Sioux, figuring out plagiarism starts so early now--and yet, students will keep on trying. I'm very glad you're in the trenches, working to teach (and enforce) integrity in their work!

And Kathleen, oh my word!I suppose we live in a society where everyone wants to be a success--at any cost--and so plagiarism thrives. It IS sad and I'm sorry you have to spend the time to check everything but I appreciate that you do!

7:18 AM  
Blogger Nicole Pyles said...

Yikes this reminds me of a time in college that we were exchanging essays and I read the essay of a girl who was a bit of a flake. How prolific she was! Later, because we had also emailed each other our essays, I googled sections and found them online. The next time in class, I told her how interesting her essay was and how I had to -ahem- GOOGLE parts of her essay to understand it. Needless to say, this girl dropped the class, never came back.
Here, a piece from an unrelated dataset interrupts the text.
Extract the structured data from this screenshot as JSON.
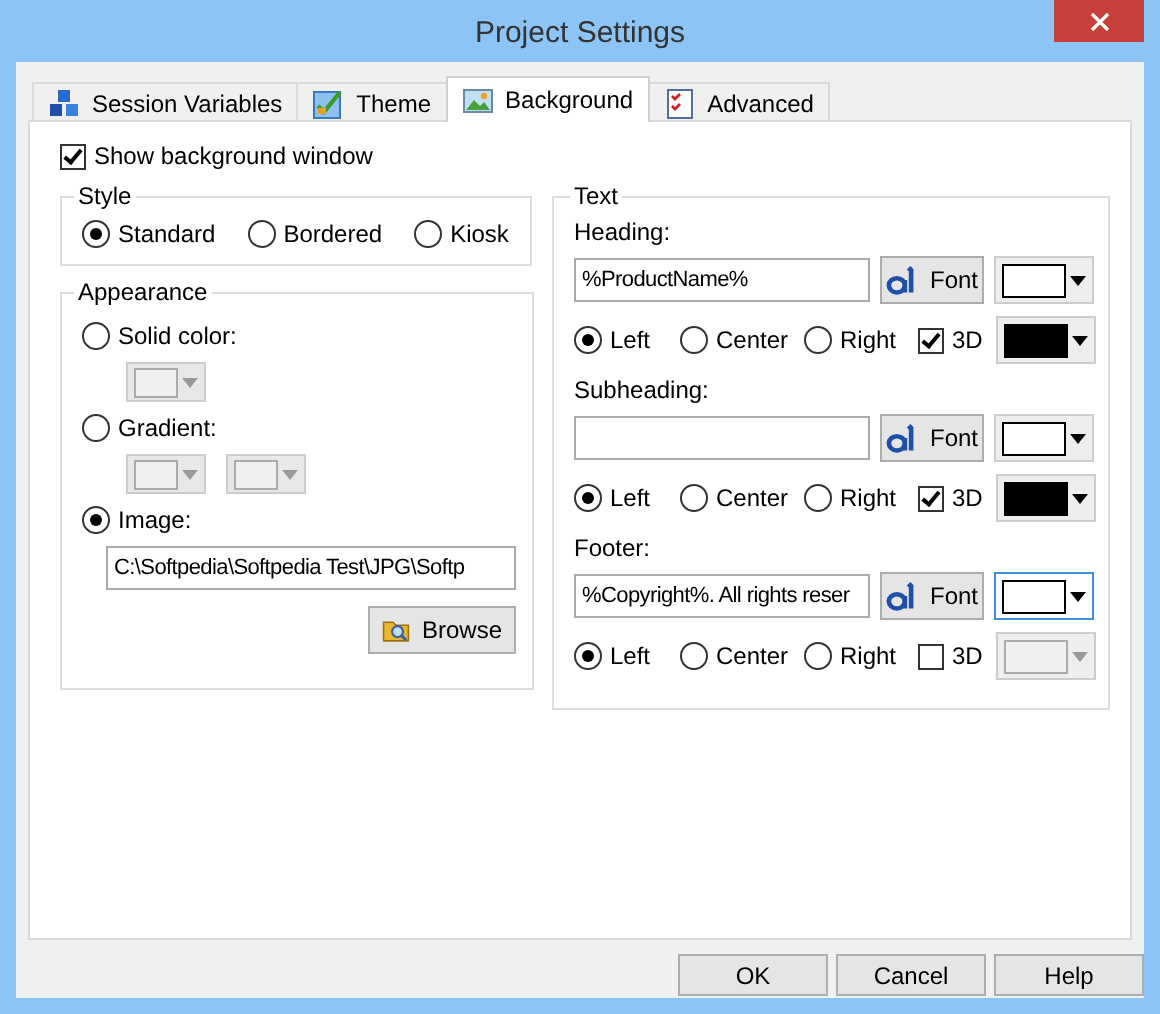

This sort of stuff makes me so much more paranoid about sharing stories on internet forums where people exchange work.

And poetry is plagiarized?? Unbelievable.

1:24 PM  
Blogger Margo Dill said...

I just read the Nora Roberts link you shared. That is unbelievable to me. Man, people have some b-----(rhymes with Halls. :) I guess money make people do unbelievable things.

2:42 PM  
Blogger Cathy C. Hall said...

I never worried much, Nicole, but now I guess I feel forewarned is forearmed!

And Margo, what I can't understand is plagiarizing from a well-known author--and a lawyer! But I guess if you're going to steal, steal from the best?

Yep, unbelievable. And very foolish in the world we live in today.

6:32 PM  
Blogger Linda O'Connell said...

Plagiarizing poetry? I've heard everything. I also heard you can't copyright an idea, and you shouldn't copy another writer. Simple tools for writers who abide by rules.

4:18 AM  
Blogger Renee Roberson said...

Wow! That Nora Roberts story has to be one of the craziest I've ever heard. I'm glad she stood up to the backlash (seriously, people called HER a bully?) and stuck to her guns! I caught my 6th-grader plagiarizing something a few years ago. She had left a google doc open on my computer and I saw she had written a story about how tigers got their stripes or something. I could tell it did not sound like her voice at all. Once I asked her about it, she said she found the language arts assignment hard and sort of "accidentally" took some material from a series of books she liked to read. I told her it was blatant plagiarism and she could not turn in the assignment. She already had turned it in. I said, "Fine. Tell your teacher you would like to re-submit the assignment. Period." She came up with something else, which I proofed, and then she told the teacher she needed to pull the other assignment. The teacher never asked why, and I think my daughter learned a valuable lesson that day. I hope!

7:01 AM  
Blogger Pat Wahler said...

The whole thing blows me away.

Between this and all the piracy sites I keep reading about, you have to wonder what the heck is going on?

11:53 AM  
Blogger Cathy C. Hall said...

I know your daughter learned a lesson, Renee, and it'll stick with her!

I know, Pat. As I said (on my personal website's blog), plagiarism's been around forever but there's a blatancy about it now, right? Kinda worrisome for sure!

8:36 PM  
Blogger Lisa Ricard Claro said...

Oh, yeah, that Nora piece blew up the RWA author forums. It's a HUGE problem. Nora, unlike so many others, has the money to pursue it legally---happy she is doing so. It's a volatile subject, to be sure.